Plot the number of defaults you got from the previous exercise, in your namespace as n_defaults, as a CDF. The ecdf() function you wrote in the first section is available.

If interest rates are such that the bank will lose money if 10 or more of its loans are defaulted upon, what is the probability that the bank will lose money?

#### Instructions
> - Compute the _x_ and _y_ values for the ECDF of n_defaults.
> - Plot the ECDF, making sure to label the axes.

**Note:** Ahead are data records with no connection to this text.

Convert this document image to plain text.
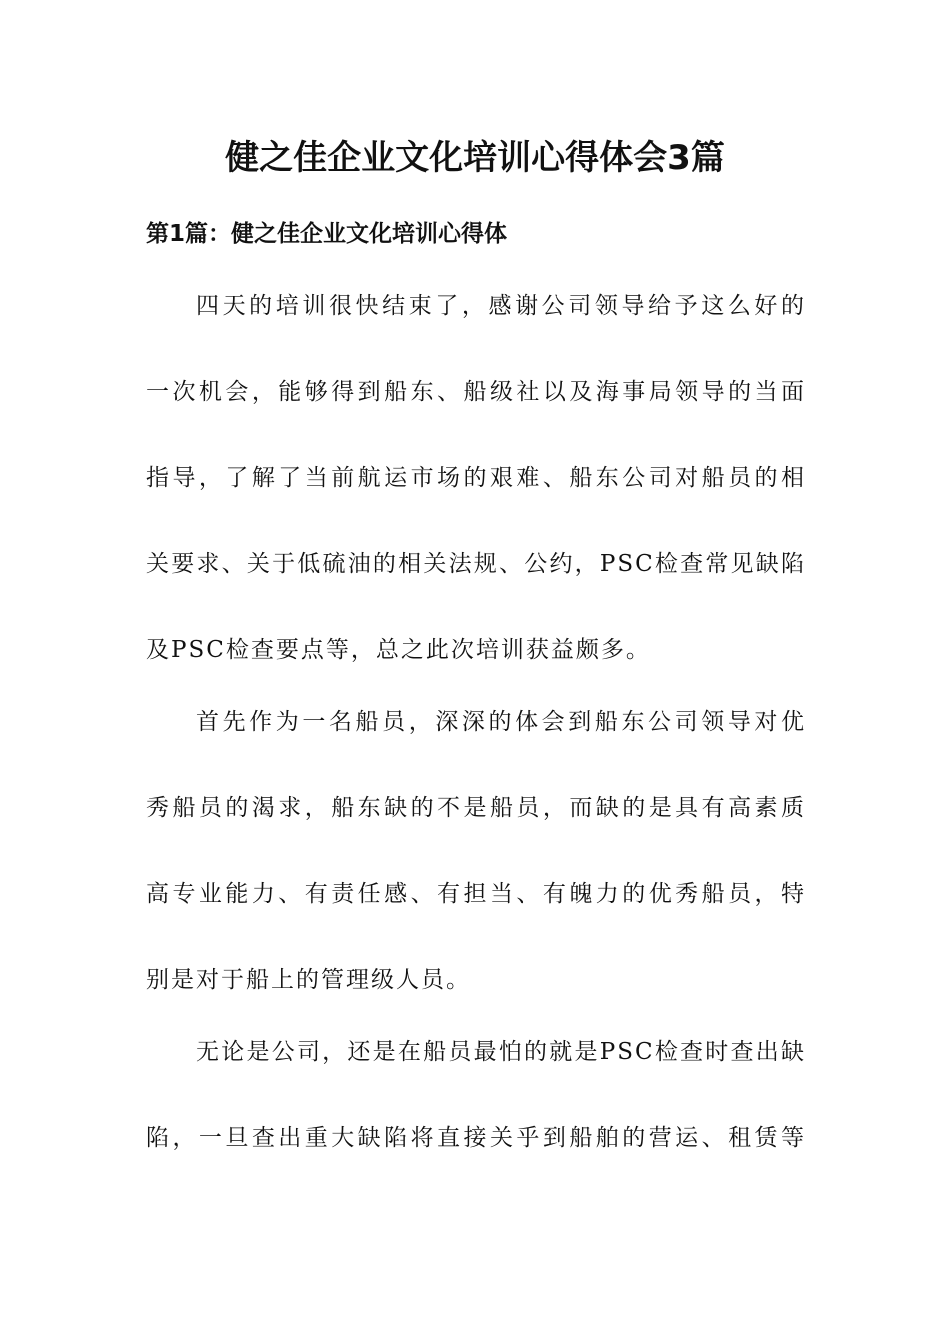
健之佳企业文化培训心得体会3篇
第1篇：健之佳企业文化培训心得体

四天的培训很快结束了，感谢公司领导给予这么好的

一次机会，能够得到船东、船级社以及海事局领导的当面

指导，了解了当前航运市场的艰难、船东公司对船员的相

关要求、关于低硫油的相关法规、公约，PSC检查常见缺陷

及PSC检查要点等，总之此次培训获益颇多。

首先作为一名船员，深深的体会到船东公司领导对优

秀船员的渴求，船东缺的不是船员，而缺的是具有高素质

高专业能力、有责任感、有担当、有魄力的优秀船员，特

别是对于船上的管理级人员。

无论是公司，还是在船员最怕的就是PSC检查时查出缺

陷，一旦查出重大缺陷将直接关乎到船舶的营运、租赁等
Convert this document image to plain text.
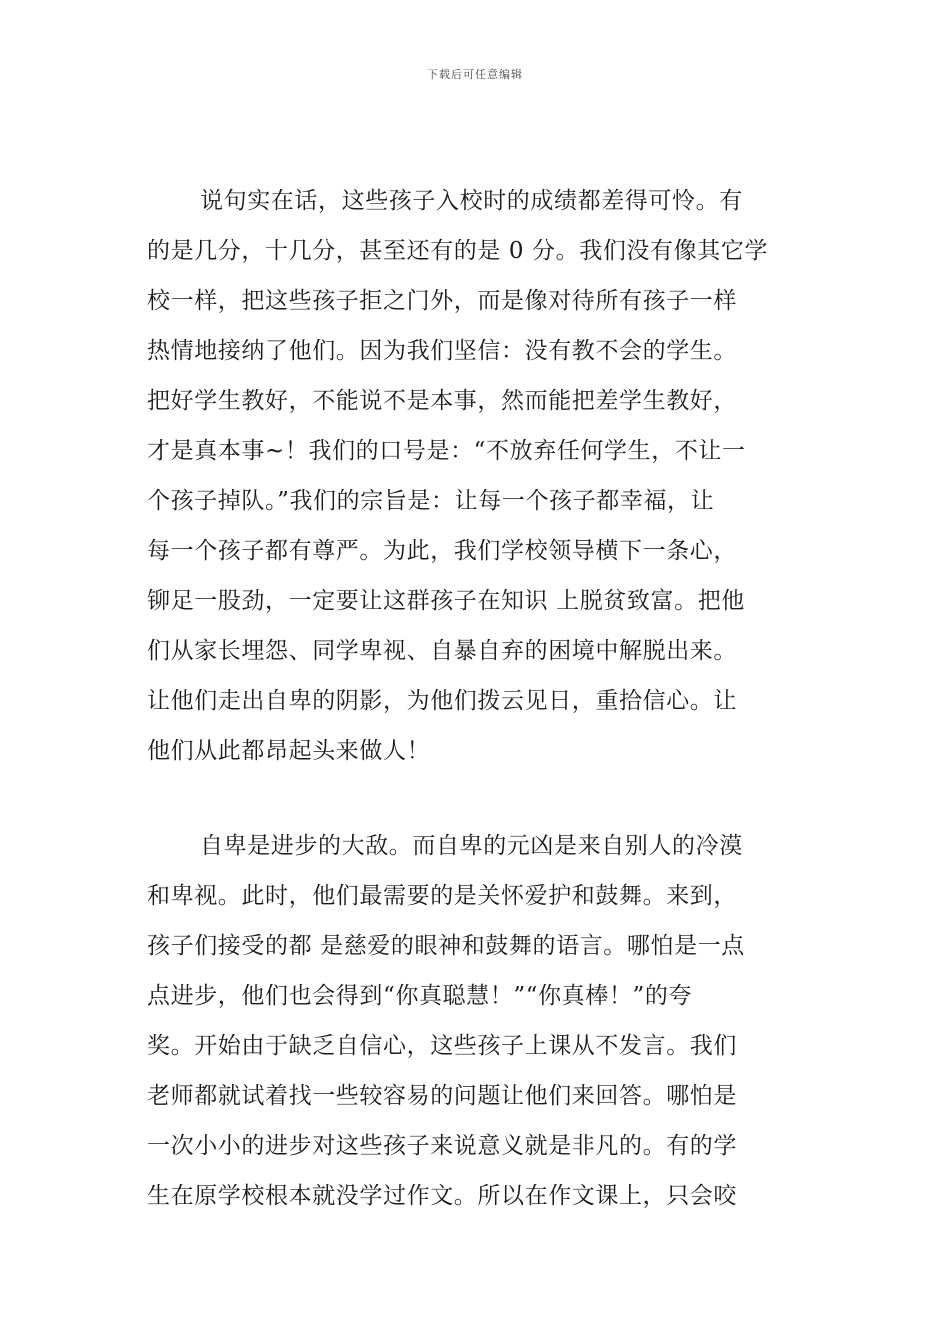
下载后可任意编辑
说句实在话，这些孩子入校时的成绩都差得可怜。有
的是几分，十几分，甚至还有的是 0 分。我们没有像其它学
校一样，把这些孩子拒之门外，而是像对待所有孩子一样
热情地接纳了他们。因为我们坚信：没有教不会的学生。
把好学生教好，不能说不是本事，然而能把差学生教好，
才是真本事~！我们的口号是：“不放弃任何学生，不让一
个孩子掉队。”我们的宗旨是：让每一个孩子都幸福，让
每一个孩子都有尊严。为此，我们学校领导横下一条心，
铆足一股劲，一定要让这群孩子在知识 上脱贫致富。把他
们从家长埋怨、同学卑视、自暴自弃的困境中解脱出来。
让他们走出自卑的阴影，为他们拨云见日，重拾信心。让
他们从此都昂起头来做人！
自卑是进步的大敌。而自卑的元凶是来自别人的冷漠
和卑视。此时，他们最需要的是关怀爱护和鼓舞。来到，
孩子们接受的都 是慈爱的眼神和鼓舞的语言。哪怕是一点
点进步，他们也会得到“你真聪慧！”“你真棒！”的夸
奖。开始由于缺乏自信心，这些孩子上课从不发言。我们
老师都就试着找一些较容易的问题让他们来回答。哪怕是
一次小小的进步对这些孩子来说意义就是非凡的。有的学
生在原学校根本就没学过作文。所以在作文课上，只会咬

Remember to include marker = '.' and linestyle = 'none' in addition to x and y in your call plt.plot().
> - Show the plot.
> - Compute the total number of entries in your n_defaults array that were greater than or equal to 10. To do so, compute a boolean array that tells you whether a given entry of n_defaults is >= 10. Then sum all the entries in this array using np.sum(). For example, np.sum(n_defaults <= 5) would compute the number of defaults with 5 or fewer defaults.
> - The probability that the bank loses money is the fraction of n_defaults that are greater than or equal to 10. 

In [None]:
def ecdf(data):
    """Compute ECDF for a one-dimensional array of measurements."""
    # Number of data points: n
    n = len(data)

    # x-data for the ECDF: x
    x = np.sort(data)

    # y-data for the ECDF: y
    y = np.arange(1, n+1) / float(n)

    return x, y

In [None]:
# Compute ECDF: x, y
.... , ....  = ecdf( ..... )

# Plot the ECDF with labeled axes
_ = plt.plot( ..... , ..... ,  marker=".", markersize=8, color="#3c8242", linestyle="none")

# labeling axes


# Show the plot


In [None]:
# Compute the number of 100-loan simulations with 10 or more defaults: n_lose_money
... = np.sum( ... >= ... )

# Compute and print probability of losing money
print 'Probability of losing money =', .... / ....


**As we might expect, we most likey get 5/100 defaults. But we still have about a 2% chance of getting 10 or more defaults out of 100 loans.**